Was. Not will be. Was. Because it's not going to happen.

He's safe. "If I didn't know better... I'd say it was on purpose. To try and stop us from missing you." She knows it wasn't, she's been in his head, or had him in hers enough for it to be the same thing, but she also doesn't think he would have minded if that was the case. Which doesn't actually make it much better. "It didn't work." Even in the earliest versions, the ones where he'd done the most terrible things he could beforehand, Lao's death has never been surrounded by anything but grief. The whole thing was so horrible, it outweighed any anger they might have had left.

"I know." He can't. There's no way he can understand the secondhand pain she's been feeling for months. "It's okay. I'm okay. I'm not going to hurt you like that." That's the biggest problem he has with it?
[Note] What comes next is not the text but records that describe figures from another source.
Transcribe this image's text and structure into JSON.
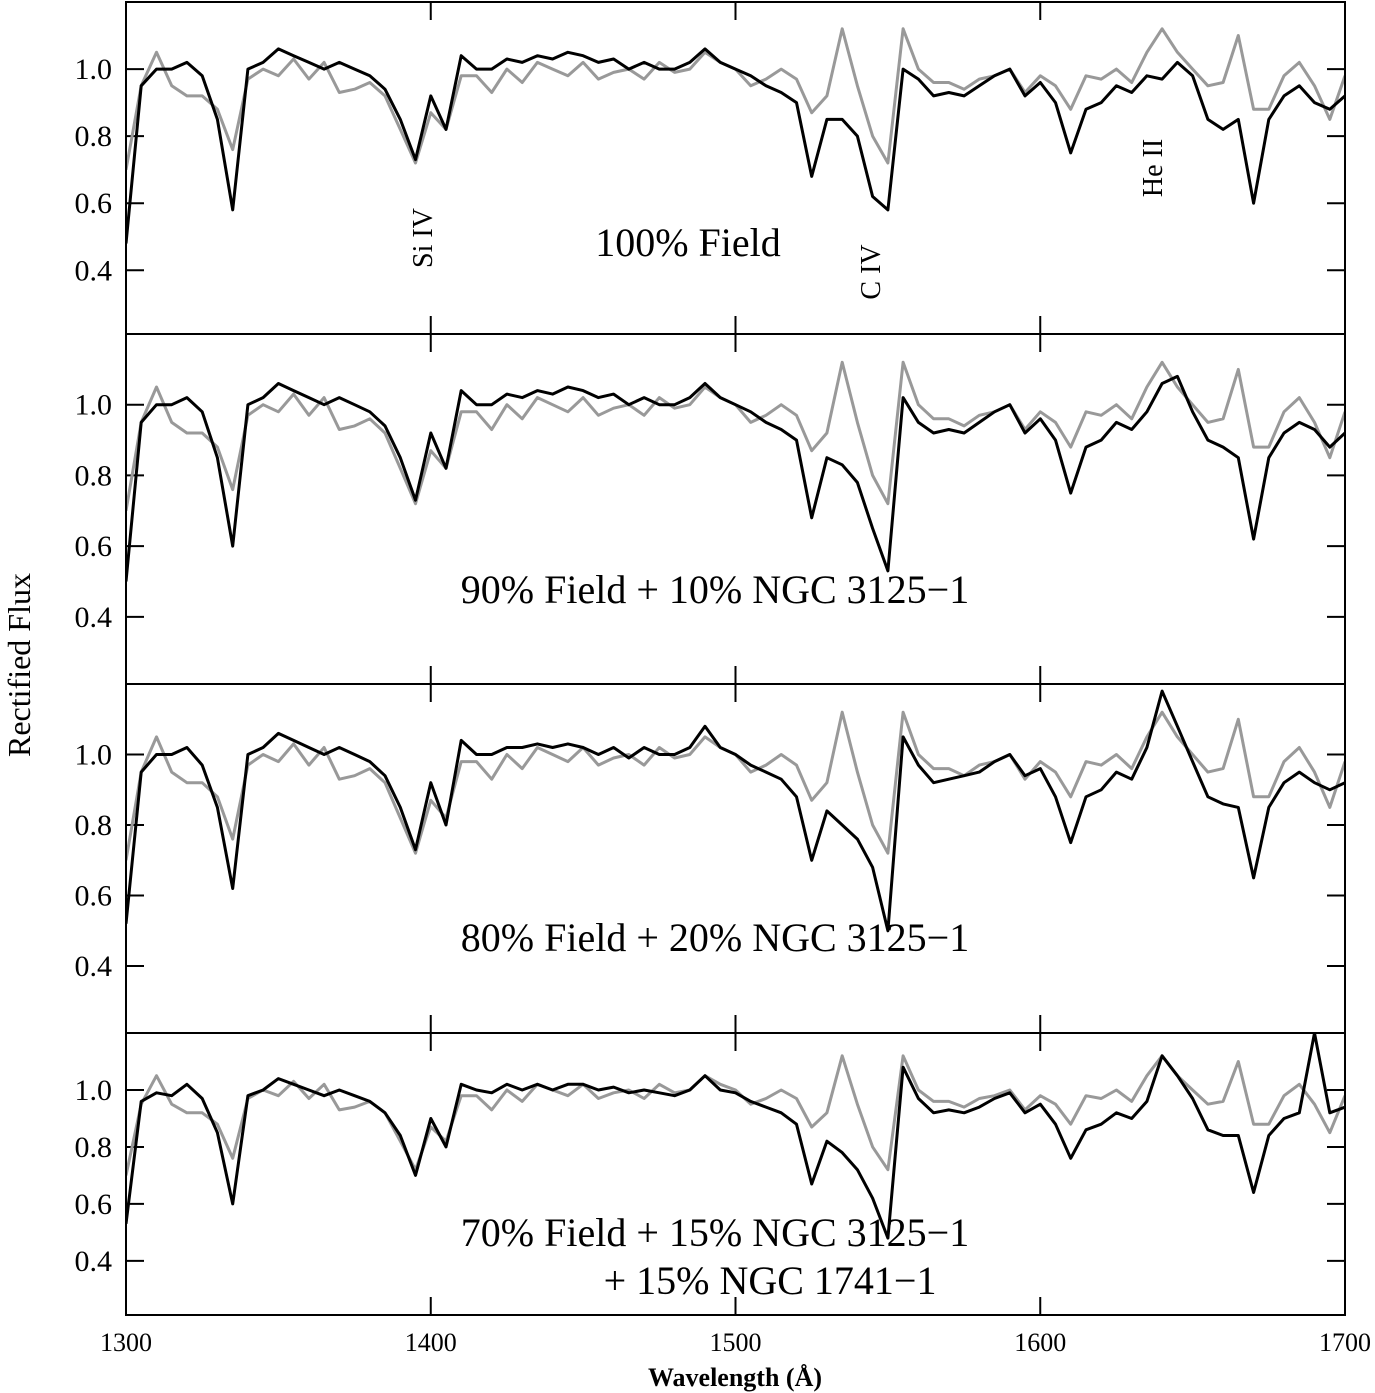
{
  "figure": {
    "xlabel": "Wavelength (Å)",
    "ylabel": "Rectified Flux"
  },
  "chart_data": [
    {
      "type": "line",
      "xlim": [
        1300,
        1700
      ],
      "ylim": [
        0.21,
        1.2
      ],
      "xticks": [
        1300,
        1400,
        1500,
        1600,
        1700
      ],
      "xtick_labels": false,
      "yticks": [
        0.4,
        0.6,
        0.8,
        {
          "value": 1,
          "label": "1.0"
        }
      ],
      "annotations": [
        "Si IV",
        "C IV",
        "He II",
        "100% Field"
      ],
      "x": [
        1300,
        1305,
        1310,
        1315,
        1320,
        1325,
        1330,
        1335,
        1340,
        1345,
        1350,
        1355,
        1360,
        1365,
        1370,
        1375,
        1380,
        1385,
        1390,
        1395,
        1400,
        1405,
        1410,
        1415,
        1420,
        1425,
        1430,
        1435,
        1440,
        1445,
        1450,
        1455,
        1460,
        1465,
        1470,
        1475,
        1480,
        1485,
        1490,
        1495,
        1500,
        1505,
        1510,
        1515,
        1520,
        1525,
        1530,
        1535,
        1540,
        1545,
        1550,
        1555,
        1560,
        1565,
        1570,
        1575,
        1580,
        1585,
        1590,
        1595,
        1600,
        1605,
        1610,
        1615,
        1620,
        1625,
        1630,
        1635,
        1640,
        1645,
        1650,
        1655,
        1660,
        1665,
        1670,
        1675,
        1680,
        1685,
        1690,
        1695,
        1700
      ],
      "series": [
        {
          "color": "#999999",
          "values": [
            0.7,
            0.95,
            1.05,
            0.95,
            0.92,
            0.92,
            0.88,
            0.76,
            0.97,
            1.0,
            0.98,
            1.03,
            0.97,
            1.02,
            0.93,
            0.94,
            0.96,
            0.92,
            0.82,
            0.72,
            0.87,
            0.82,
            0.98,
            0.98,
            0.93,
            1.0,
            0.96,
            1.02,
            1.0,
            0.98,
            1.02,
            0.97,
            0.99,
            1.0,
            0.97,
            1.02,
            0.99,
            1.0,
            1.05,
            1.02,
            1.0,
            0.95,
            0.97,
            1.0,
            0.97,
            0.87,
            0.92,
            1.12,
            0.95,
            0.8,
            0.72,
            1.12,
            1.0,
            0.96,
            0.96,
            0.94,
            0.97,
            0.98,
            1.0,
            0.93,
            0.98,
            0.95,
            0.88,
            0.98,
            0.97,
            1.0,
            0.96,
            1.05,
            1.12,
            1.05,
            1.0,
            0.95,
            0.96,
            1.1,
            0.88,
            0.88,
            0.98,
            1.02,
            0.95,
            0.85,
            0.98
          ]
        },
        {
          "color": "#000000",
          "values": [
            0.48,
            0.95,
            1.0,
            1.0,
            1.02,
            0.98,
            0.85,
            0.58,
            1.0,
            1.02,
            1.06,
            1.04,
            1.02,
            1.0,
            1.02,
            1.0,
            0.98,
            0.94,
            0.85,
            0.73,
            0.92,
            0.82,
            1.04,
            1.0,
            1.0,
            1.03,
            1.02,
            1.04,
            1.03,
            1.05,
            1.04,
            1.02,
            1.03,
            1.0,
            1.02,
            1.0,
            1.0,
            1.02,
            1.06,
            1.02,
            1.0,
            0.98,
            0.95,
            0.93,
            0.9,
            0.68,
            0.85,
            0.85,
            0.8,
            0.62,
            0.58,
            1.0,
            0.97,
            0.92,
            0.93,
            0.92,
            0.95,
            0.98,
            1.0,
            0.92,
            0.96,
            0.9,
            0.75,
            0.88,
            0.9,
            0.95,
            0.93,
            0.98,
            0.97,
            1.02,
            0.98,
            0.85,
            0.82,
            0.85,
            0.6,
            0.85,
            0.92,
            0.95,
            0.9,
            0.88,
            0.92
          ]
        }
      ]
    },
    {
      "type": "line",
      "xlim": [
        1300,
        1700
      ],
      "ylim": [
        0.21,
        1.2
      ],
      "xticks": [
        1300,
        1400,
        1500,
        1600,
        1700
      ],
      "xtick_labels": false,
      "yticks": [
        0.4,
        0.6,
        0.8,
        {
          "value": 1,
          "label": "1.0"
        }
      ],
      "annotations": [
        "90% Field + 10% NGC 3125−1"
      ],
      "x": [
        1300,
        1305,
        1310,
        1315,
        1320,
        1325,
        1330,
        1335,
        1340,
        1345,
        1350,
        1355,
        1360,
        1365,
        1370,
        1375,
        1380,
        1385,
        1390,
        1395,
        1400,
        1405,
        1410,
        1415,
        1420,
        1425,
        1430,
        1435,
        1440,
        1445,
        1450,
        1455,
        1460,
        1465,
        1470,
        1475,
        1480,
        1485,
        1490,
        1495,
        1500,
        1505,
        1510,
        1515,
        1520,
        1525,
        1530,
        1535,
        1540,
        1545,
        1550,
        1555,
        1560,
        1565,
        1570,
        1575,
        1580,
        1585,
        1590,
        1595,
        1600,
        1605,
        1610,
        1615,
        1620,
        1625,
        1630,
        1635,
        1640,
        1645,
        1650,
        1655,
        1660,
        1665,
        1670,
        1675,
        1680,
        1685,
        1690,
        1695,
        1700
      ],
      "series": [
        {
          "color": "#999999",
          "values": [
            0.7,
            0.95,
            1.05,
            0.95,
            0.92,
            0.92,
            0.88,
            0.76,
            0.97,
            1.0,
            0.98,
            1.03,
            0.97,
            1.02,
            0.93,
            0.94,
            0.96,
            0.92,
            0.82,
            0.72,
            0.87,
            0.82,
            0.98,
            0.98,
            0.93,
            1.0,
            0.96,
            1.02,
            1.0,
            0.98,
            1.02,
            0.97,
            0.99,
            1.0,
            0.97,
            1.02,
            0.99,
            1.0,
            1.05,
            1.02,
            1.0,
            0.95,
            0.97,
            1.0,
            0.97,
            0.87,
            0.92,
            1.12,
            0.95,
            0.8,
            0.72,
            1.12,
            1.0,
            0.96,
            0.96,
            0.94,
            0.97,
            0.98,
            1.0,
            0.93,
            0.98,
            0.95,
            0.88,
            0.98,
            0.97,
            1.0,
            0.96,
            1.05,
            1.12,
            1.05,
            1.0,
            0.95,
            0.96,
            1.1,
            0.88,
            0.88,
            0.98,
            1.02,
            0.95,
            0.85,
            0.98
          ]
        },
        {
          "color": "#000000",
          "values": [
            0.5,
            0.95,
            1.0,
            1.0,
            1.02,
            0.98,
            0.85,
            0.6,
            1.0,
            1.02,
            1.06,
            1.04,
            1.02,
            1.0,
            1.02,
            1.0,
            0.98,
            0.94,
            0.85,
            0.73,
            0.92,
            0.82,
            1.04,
            1.0,
            1.0,
            1.03,
            1.02,
            1.04,
            1.03,
            1.05,
            1.04,
            1.02,
            1.03,
            1.0,
            1.02,
            1.0,
            1.0,
            1.02,
            1.06,
            1.02,
            1.0,
            0.98,
            0.95,
            0.93,
            0.9,
            0.68,
            0.85,
            0.83,
            0.78,
            0.65,
            0.53,
            1.02,
            0.95,
            0.92,
            0.93,
            0.92,
            0.95,
            0.98,
            1.0,
            0.92,
            0.96,
            0.9,
            0.75,
            0.88,
            0.9,
            0.95,
            0.93,
            0.98,
            1.06,
            1.08,
            0.98,
            0.9,
            0.88,
            0.85,
            0.62,
            0.85,
            0.92,
            0.95,
            0.93,
            0.88,
            0.92
          ]
        }
      ]
    },
    {
      "type": "line",
      "xlim": [
        1300,
        1700
      ],
      "ylim": [
        0.21,
        1.2
      ],
      "xticks": [
        1300,
        1400,
        1500,
        1600,
        1700
      ],
      "xtick_labels": false,
      "yticks": [
        0.4,
        0.6,
        0.8,
        {
          "value": 1,
          "label": "1.0"
        }
      ],
      "annotations": [
        "80% Field + 20% NGC 3125−1"
      ],
      "x": [
        1300,
        1305,
        1310,
        1315,
        1320,
        1325,
        1330,
        1335,
        1340,
        1345,
        1350,
        1355,
        1360,
        1365,
        1370,
        1375,
        1380,
        1385,
        1390,
        1395,
        1400,
        1405,
        1410,
        1415,
        1420,
        1425,
        1430,
        1435,
        1440,
        1445,
        1450,
        1455,
        1460,
        1465,
        1470,
        1475,
        1480,
        1485,
        1490,
        1495,
        1500,
        1505,
        1510,
        1515,
        1520,
        1525,
        1530,
        1535,
        1540,
        1545,
        1550,
        1555,
        1560,
        1565,
        1570,
        1575,
        1580,
        1585,
        1590,
        1595,
        1600,
        1605,
        1610,
        1615,
        1620,
        1625,
        1630,
        1635,
        1640,
        1645,
        1650,
        1655,
        1660,
        1665,
        1670,
        1675,
        1680,
        1685,
        1690,
        1695,
        1700
      ],
      "series": [
        {
          "color": "#999999",
          "values": [
            0.7,
            0.95,
            1.05,
            0.95,
            0.92,
            0.92,
            0.88,
            0.76,
            0.97,
            1.0,
            0.98,
            1.03,
            0.97,
            1.02,
            0.93,
            0.94,
            0.96,
            0.92,
            0.82,
            0.72,
            0.87,
            0.82,
            0.98,
            0.98,
            0.93,
            1.0,
            0.96,
            1.02,
            1.0,
            0.98,
            1.02,
            0.97,
            0.99,
            1.0,
            0.97,
            1.02,
            0.99,
            1.0,
            1.05,
            1.02,
            1.0,
            0.95,
            0.97,
            1.0,
            0.97,
            0.87,
            0.92,
            1.12,
            0.95,
            0.8,
            0.72,
            1.12,
            1.0,
            0.96,
            0.96,
            0.94,
            0.97,
            0.98,
            1.0,
            0.93,
            0.98,
            0.95,
            0.88,
            0.98,
            0.97,
            1.0,
            0.96,
            1.05,
            1.12,
            1.05,
            1.0,
            0.95,
            0.96,
            1.1,
            0.88,
            0.88,
            0.98,
            1.02,
            0.95,
            0.85,
            0.98
          ]
        },
        {
          "color": "#000000",
          "values": [
            0.52,
            0.95,
            1.0,
            1.0,
            1.02,
            0.97,
            0.85,
            0.62,
            1.0,
            1.02,
            1.06,
            1.04,
            1.02,
            1.0,
            1.02,
            1.0,
            0.98,
            0.94,
            0.85,
            0.73,
            0.92,
            0.8,
            1.04,
            1.0,
            1.0,
            1.02,
            1.02,
            1.03,
            1.02,
            1.03,
            1.02,
            1.0,
            1.02,
            0.99,
            1.02,
            1.0,
            1.0,
            1.02,
            1.08,
            1.02,
            1.0,
            0.97,
            0.95,
            0.93,
            0.88,
            0.7,
            0.84,
            0.8,
            0.76,
            0.68,
            0.5,
            1.05,
            0.97,
            0.92,
            0.93,
            0.94,
            0.95,
            0.98,
            1.0,
            0.94,
            0.96,
            0.88,
            0.75,
            0.88,
            0.9,
            0.95,
            0.93,
            1.02,
            1.18,
            1.08,
            0.98,
            0.88,
            0.86,
            0.85,
            0.65,
            0.85,
            0.92,
            0.95,
            0.92,
            0.9,
            0.92
          ]
        }
      ]
    },
    {
      "type": "line",
      "xlim": [
        1300,
        1700
      ],
      "ylim": [
        0.21,
        1.2
      ],
      "xticks": [
        1300,
        1400,
        1500,
        1600,
        1700
      ],
      "xtick_labels": true,
      "yticks": [
        0.4,
        0.6,
        0.8,
        {
          "value": 1,
          "label": "1.0"
        }
      ],
      "annotations": [
        "70% Field + 15% NGC 3125−1",
        "+ 15% NGC 1741−1"
      ],
      "x": [
        1300,
        1305,
        1310,
        1315,
        1320,
        1325,
        1330,
        1335,
        1340,
        1345,
        1350,
        1355,
        1360,
        1365,
        1370,
        1375,
        1380,
        1385,
        1390,
        1395,
        1400,
        1405,
        1410,
        1415,
        1420,
        1425,
        1430,
        1435,
        1440,
        1445,
        1450,
        1455,
        1460,
        1465,
        1470,
        1475,
        1480,
        1485,
        1490,
        1495,
        1500,
        1505,
        1510,
        1515,
        1520,
        1525,
        1530,
        1535,
        1540,
        1545,
        1550,
        1555,
        1560,
        1565,
        1570,
        1575,
        1580,
        1585,
        1590,
        1595,
        1600,
        1605,
        1610,
        1615,
        1620,
        1625,
        1630,
        1635,
        1640,
        1645,
        1650,
        1655,
        1660,
        1665,
        1670,
        1675,
        1680,
        1685,
        1690,
        1695,
        1700
      ],
      "series": [
        {
          "color": "#999999",
          "values": [
            0.7,
            0.95,
            1.05,
            0.95,
            0.92,
            0.92,
            0.88,
            0.76,
            0.97,
            1.0,
            0.98,
            1.03,
            0.97,
            1.02,
            0.93,
            0.94,
            0.96,
            0.92,
            0.82,
            0.72,
            0.87,
            0.82,
            0.98,
            0.98,
            0.93,
            1.0,
            0.96,
            1.02,
            1.0,
            0.98,
            1.02,
            0.97,
            0.99,
            1.0,
            0.97,
            1.02,
            0.99,
            1.0,
            1.05,
            1.02,
            1.0,
            0.95,
            0.97,
            1.0,
            0.97,
            0.87,
            0.92,
            1.12,
            0.95,
            0.8,
            0.72,
            1.12,
            1.0,
            0.96,
            0.96,
            0.94,
            0.97,
            0.98,
            1.0,
            0.93,
            0.98,
            0.95,
            0.88,
            0.98,
            0.97,
            1.0,
            0.96,
            1.05,
            1.12,
            1.05,
            1.0,
            0.95,
            0.96,
            1.1,
            0.88,
            0.88,
            0.98,
            1.02,
            0.95,
            0.85,
            0.98
          ]
        },
        {
          "color": "#000000",
          "values": [
            0.53,
            0.96,
            0.99,
            0.98,
            1.02,
            0.97,
            0.85,
            0.6,
            0.98,
            1.0,
            1.04,
            1.02,
            1.0,
            0.98,
            1.0,
            0.98,
            0.96,
            0.92,
            0.84,
            0.7,
            0.9,
            0.8,
            1.02,
            1.0,
            0.99,
            1.02,
            1.0,
            1.02,
            1.0,
            1.02,
            1.02,
            1.0,
            1.01,
            0.99,
            1.0,
            0.99,
            0.98,
            1.0,
            1.05,
            1.0,
            0.99,
            0.96,
            0.94,
            0.92,
            0.88,
            0.67,
            0.82,
            0.78,
            0.72,
            0.62,
            0.48,
            1.08,
            0.97,
            0.92,
            0.93,
            0.92,
            0.94,
            0.97,
            0.99,
            0.92,
            0.95,
            0.88,
            0.76,
            0.86,
            0.88,
            0.92,
            0.9,
            0.96,
            1.12,
            1.05,
            0.97,
            0.86,
            0.84,
            0.84,
            0.64,
            0.84,
            0.9,
            0.92,
            1.2,
            0.92,
            0.94
          ]
        }
      ]
    }
  ]
}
...Of course it is. She doesn't know why she bothers wishing for anything else. "You didn't-"

"Then why are you crying?"

Because the nightmare is finally over. Because she gets to keep him. Because maybe, just maybe, he's finally decided she's worth living for. "I'm just glad you're safe." And all she had to do was tell him why he wouldn't be.

...Which means there's a lot of conversations she has to have with other people, doesn't it?

But. That's a problem for later. Maybe not as much later as she'd like, but... later. "Lao? Can we stay here for a bit? I- I don't actually want to do a test flight today." Right now, she just wants to soak in the fact that this is real.

"I wasn't going to trust you to do safety checks, anyway."

Notes:

Somehow, Lao might not be the person here who most needs therapy. Mostly because at least his myriad of issues stem from things he can refer to in the past tense.

Lin: Oh, communication works, that's great! ...Shit, now I have to communicate.
Lao: It was going to happen eventually.
Lin: Don't bring reality into this!

Given that chapter eleven is obviously not happening, she left this as late as she reasonably could have.